Question Will there be an 16 core TRX40 Threadripper?

Page 4 - Seeking answers? Join the AnandTech community: where nearly half-a-million members share solutions and discuss the latest tech.

Kedas

Senior member
Dec 6, 2018
355
339
136
I wanted an 4 mem-channel 16 core but it seems the leaks only show 24 cores and up.
16 core I can ALSO use for games but 24 cores, I don't think that will work well?
Buying to disable 8 cores isn't really acceptable.
 

Kedas

Senior member
Dec 6, 2018
355
339
136
So you are saying it's easier to believe that they have broken their uniform design for EPYC then to do something they have done several times in disabling L3?
You call 4 dies uniform EPYC design, even without freedom of an I/O die with Zen1 they made an 1 die SKU for EPYC embedded.
They could disable L3 but I don't think so for Rome or TR3
 

Topweasel

Diamond Member
Oct 19, 2000
5,436
1,655
136
You call 4 dies uniform EPYC design, even without freedom of an I/O die with Zen1 they made an 1 die SKU for EPYC embedded.
They could disable L3 but I don't think so for Rome or TR3
There are tons of write and read performance trickiness you can run into with disabled dies. Things server tools can be sensitive to.

As for embedded EPYC. It wasn't a 4 die full socket, with one die turned on. It was a Ryzen 1k sold as an embedded EPYC with all server functionality enabled and validated.

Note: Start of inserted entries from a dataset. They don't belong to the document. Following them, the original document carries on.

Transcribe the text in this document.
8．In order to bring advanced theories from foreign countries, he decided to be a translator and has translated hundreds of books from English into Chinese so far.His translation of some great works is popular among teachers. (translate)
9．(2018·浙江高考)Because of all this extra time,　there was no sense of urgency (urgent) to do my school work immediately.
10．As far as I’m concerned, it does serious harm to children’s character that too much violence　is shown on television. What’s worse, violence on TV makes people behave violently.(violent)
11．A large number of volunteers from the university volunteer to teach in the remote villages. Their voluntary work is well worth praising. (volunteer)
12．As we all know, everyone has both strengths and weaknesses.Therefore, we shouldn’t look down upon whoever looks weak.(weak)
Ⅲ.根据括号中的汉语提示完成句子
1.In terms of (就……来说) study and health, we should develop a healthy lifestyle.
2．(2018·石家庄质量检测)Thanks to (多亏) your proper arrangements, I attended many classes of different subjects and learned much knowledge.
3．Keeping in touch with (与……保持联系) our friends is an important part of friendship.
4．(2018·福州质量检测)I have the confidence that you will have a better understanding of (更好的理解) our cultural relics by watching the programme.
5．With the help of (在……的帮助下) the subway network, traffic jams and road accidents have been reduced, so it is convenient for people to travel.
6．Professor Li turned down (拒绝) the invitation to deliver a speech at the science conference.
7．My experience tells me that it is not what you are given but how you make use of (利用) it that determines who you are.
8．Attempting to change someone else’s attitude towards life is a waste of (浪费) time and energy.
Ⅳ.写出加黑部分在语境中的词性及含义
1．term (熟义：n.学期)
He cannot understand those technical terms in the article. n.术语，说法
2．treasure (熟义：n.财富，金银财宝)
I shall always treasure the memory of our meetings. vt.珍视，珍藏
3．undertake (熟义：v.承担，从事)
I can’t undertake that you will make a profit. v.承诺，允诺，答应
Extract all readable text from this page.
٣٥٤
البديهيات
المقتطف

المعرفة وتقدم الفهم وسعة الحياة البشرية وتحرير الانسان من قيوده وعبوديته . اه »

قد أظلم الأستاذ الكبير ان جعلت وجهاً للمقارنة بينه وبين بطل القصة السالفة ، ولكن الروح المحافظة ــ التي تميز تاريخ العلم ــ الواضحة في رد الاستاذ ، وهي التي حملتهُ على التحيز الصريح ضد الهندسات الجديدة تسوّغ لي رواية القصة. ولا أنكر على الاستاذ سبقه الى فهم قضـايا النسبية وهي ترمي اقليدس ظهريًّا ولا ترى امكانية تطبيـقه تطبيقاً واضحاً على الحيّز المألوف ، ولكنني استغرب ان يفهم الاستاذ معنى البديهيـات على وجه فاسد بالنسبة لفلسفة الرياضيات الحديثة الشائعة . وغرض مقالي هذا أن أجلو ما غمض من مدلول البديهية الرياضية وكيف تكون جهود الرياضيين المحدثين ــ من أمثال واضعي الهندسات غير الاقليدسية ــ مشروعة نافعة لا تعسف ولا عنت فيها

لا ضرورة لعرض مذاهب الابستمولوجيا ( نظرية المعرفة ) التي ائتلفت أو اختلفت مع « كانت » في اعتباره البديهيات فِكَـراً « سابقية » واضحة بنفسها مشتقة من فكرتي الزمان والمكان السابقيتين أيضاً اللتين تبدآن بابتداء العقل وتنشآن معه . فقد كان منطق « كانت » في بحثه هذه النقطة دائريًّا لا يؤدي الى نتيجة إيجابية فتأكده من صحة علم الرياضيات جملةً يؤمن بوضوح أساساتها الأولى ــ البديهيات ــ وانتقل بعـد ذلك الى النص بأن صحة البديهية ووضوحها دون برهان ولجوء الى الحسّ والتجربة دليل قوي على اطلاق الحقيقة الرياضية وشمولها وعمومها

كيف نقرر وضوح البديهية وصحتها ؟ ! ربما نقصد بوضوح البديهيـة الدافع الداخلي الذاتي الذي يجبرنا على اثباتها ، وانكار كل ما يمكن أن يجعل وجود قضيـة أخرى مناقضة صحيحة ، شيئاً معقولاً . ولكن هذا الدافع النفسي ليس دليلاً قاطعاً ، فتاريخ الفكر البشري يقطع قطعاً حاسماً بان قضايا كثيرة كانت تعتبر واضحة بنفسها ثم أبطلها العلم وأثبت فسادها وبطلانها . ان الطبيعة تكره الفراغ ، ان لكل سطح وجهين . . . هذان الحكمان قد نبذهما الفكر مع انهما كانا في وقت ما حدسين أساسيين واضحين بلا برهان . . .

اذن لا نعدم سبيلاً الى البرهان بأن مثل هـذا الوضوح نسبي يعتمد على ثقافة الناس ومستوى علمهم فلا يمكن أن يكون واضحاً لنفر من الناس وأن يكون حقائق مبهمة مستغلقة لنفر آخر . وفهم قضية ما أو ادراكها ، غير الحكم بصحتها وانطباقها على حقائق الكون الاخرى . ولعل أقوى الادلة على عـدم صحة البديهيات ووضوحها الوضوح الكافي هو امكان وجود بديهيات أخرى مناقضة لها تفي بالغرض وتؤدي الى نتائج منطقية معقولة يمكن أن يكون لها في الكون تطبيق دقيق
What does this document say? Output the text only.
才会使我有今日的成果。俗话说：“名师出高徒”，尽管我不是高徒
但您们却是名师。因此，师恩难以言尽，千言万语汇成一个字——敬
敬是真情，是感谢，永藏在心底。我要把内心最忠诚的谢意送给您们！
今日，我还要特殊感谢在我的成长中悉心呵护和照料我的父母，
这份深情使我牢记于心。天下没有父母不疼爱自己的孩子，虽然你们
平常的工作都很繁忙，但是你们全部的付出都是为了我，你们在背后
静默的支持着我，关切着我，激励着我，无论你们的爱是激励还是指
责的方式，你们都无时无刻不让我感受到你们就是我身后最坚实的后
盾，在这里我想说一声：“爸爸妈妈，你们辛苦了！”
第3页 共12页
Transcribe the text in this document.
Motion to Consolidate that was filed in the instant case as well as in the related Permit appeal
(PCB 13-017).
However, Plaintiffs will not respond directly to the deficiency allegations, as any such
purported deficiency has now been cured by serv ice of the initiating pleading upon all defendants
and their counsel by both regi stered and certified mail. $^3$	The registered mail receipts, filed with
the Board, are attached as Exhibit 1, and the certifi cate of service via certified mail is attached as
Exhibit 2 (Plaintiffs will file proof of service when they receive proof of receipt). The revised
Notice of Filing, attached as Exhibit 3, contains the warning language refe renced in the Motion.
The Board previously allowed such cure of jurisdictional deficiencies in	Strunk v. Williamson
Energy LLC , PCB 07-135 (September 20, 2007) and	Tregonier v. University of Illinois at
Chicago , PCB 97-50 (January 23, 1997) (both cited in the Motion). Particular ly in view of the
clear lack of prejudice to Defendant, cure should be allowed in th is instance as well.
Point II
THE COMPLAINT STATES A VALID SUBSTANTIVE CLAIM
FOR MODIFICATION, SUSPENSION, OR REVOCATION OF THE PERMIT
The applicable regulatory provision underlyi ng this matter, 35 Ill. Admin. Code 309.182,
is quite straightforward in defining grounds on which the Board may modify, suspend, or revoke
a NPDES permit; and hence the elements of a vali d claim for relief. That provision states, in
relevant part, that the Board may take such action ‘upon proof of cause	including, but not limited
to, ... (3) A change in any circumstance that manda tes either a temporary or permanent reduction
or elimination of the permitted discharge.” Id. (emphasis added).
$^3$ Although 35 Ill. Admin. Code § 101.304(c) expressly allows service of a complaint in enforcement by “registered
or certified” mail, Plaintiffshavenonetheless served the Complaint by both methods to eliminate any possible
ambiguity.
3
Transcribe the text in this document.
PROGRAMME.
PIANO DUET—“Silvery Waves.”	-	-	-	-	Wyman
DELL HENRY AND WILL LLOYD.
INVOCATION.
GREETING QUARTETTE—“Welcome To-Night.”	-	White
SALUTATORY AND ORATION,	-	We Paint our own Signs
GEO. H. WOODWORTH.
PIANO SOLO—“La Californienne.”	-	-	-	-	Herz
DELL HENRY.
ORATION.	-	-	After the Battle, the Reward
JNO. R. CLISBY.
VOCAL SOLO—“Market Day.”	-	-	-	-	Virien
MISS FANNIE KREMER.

I'll ask again if it's so flexible. Why does EPYC go from 24-32-48-64c. If they are willing to sell 8c and 16c EPYCs. Why not have more higher end pricing tiers? Again where is the 56c EPYC?
 

moinmoin

Diamond Member
Jun 1, 2017
4,994
7,765
136
There is good reason to believe that they are limited to either 4 or 8 CCDs for several reasons. Until we see anything different then any configuration of cores will be based on that.
At least we won't see anything different in Epyc chips. The server IOD contains 4 distinct dual channel IMCs, to make uniform use of them all each of them has to be connected/close to the equal amount of dies. The big question is how the IOD is configured/changed for Threadripper considering it is still 4 channel unlike the 8 channel Epyc.
 

Topweasel

Diamond Member
Oct 19, 2000
5,436
1,655
136
At least we won't see anything different in Epyc chips. The server IOD contains 4 distinct dual channel IMCs, to make uniform use of them all each of them has to be connected/close to the equal amount of dies. The big question is how the IOD is configured/changed for Threadripper considering it is still 4 channel unlike the 8 channel Epyc.
I expect its something similar. Can probably do 1 CCD to 1 mem channel, 2CCD to 1Mem channel, 1CCD to 2 Memchannel. There is a reason besides space that AMD went with the 2 CCD's side by side in that arrangement and I believe they had a sort of interconnect between the two CCD's on top of that. But its got be the correct target Mem channels do to substrate wiring. People want to use the 2970 and 2990wx as examples of unbalanced. But its really a different situation. The IO chip is a hub and that hub probably needs proper connections to work within spec. Some flexibility exists there. But we already see things like write-speed to the IO dropping due to the use of single die on desktop. We don't know all of the pitfalls of randomly removing CCD's because it should be possible. Its a very tight design and wouldn't assume they could do something willy nilly just because some where out there it might be slightly feasible.
 

Topweasel

Diamond Member
Oct 19, 2000
5,436
1,655
136
According to this the 16core TR3 will be 140W (or 280W)
It's not the 3950X otherwise it would be 105W
The 280W 16C version may be the 4 die version.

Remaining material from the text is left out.